About a year ago, I happened upon this statement about the Monitor in the Harvard Business Review – under the charming heading of “do things that don’t interest you”:

“Many things that end up” being meaningful, writes social scientist Joseph Grenny, “have come from conference workshops, articles, or online videos that began as a chore and ended with an insight. My work in Kenya, for example, was heavily influenced by a Christian Science Monitor article I had forced myself to read 10 years earlier. Sometimes, we call things ‘boring’ simply because they lie outside the box we are currently in.”

If you were to come up with a punchline to a joke about the Monitor, that would probably be it. We’re seen as being global, fair, insightful, and perhaps a bit too earnest. We’re the bran muffin of journalism.

But you know what? We change lives. And I’m going to argue that we change lives precisely because we force open that too-small box that most human beings think they live in.

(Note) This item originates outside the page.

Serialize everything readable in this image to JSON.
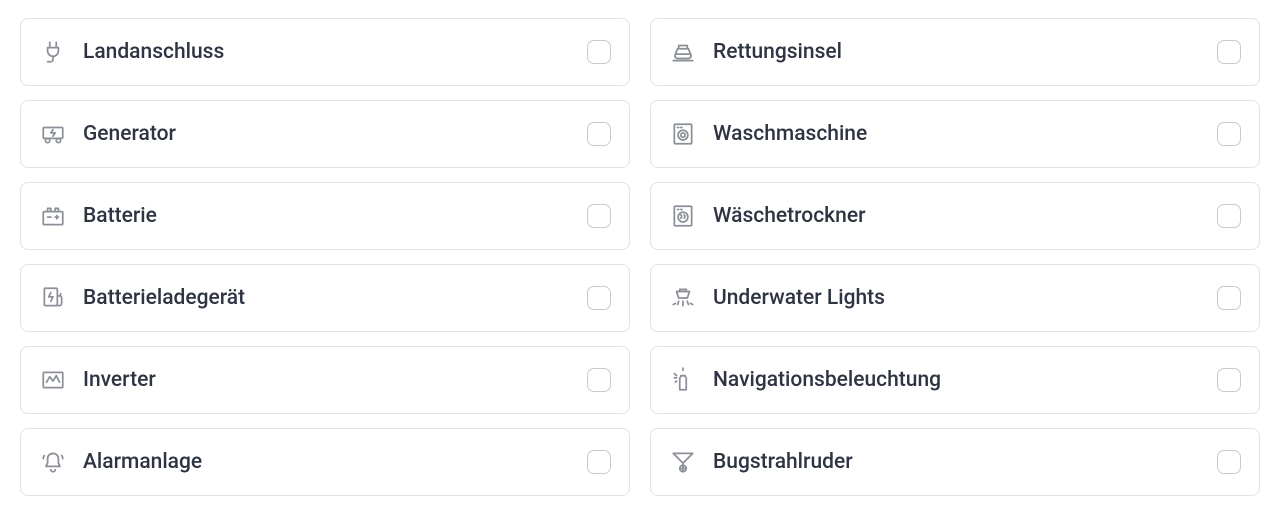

The Monitor is a peculiar little publication that’s hard for the world to figure out. We’re run by a church, but we’re not only for church members and we’re not about converting people. We’re known as being fair even as the world becomes as polarized as at any time since the newspaper’s founding in 1908.

We have a mission beyond circulation, we want to bridge divides. We’re about kicking down the door of thought everywhere and saying, “You are bigger and more capable than you realize. And we can prove it.”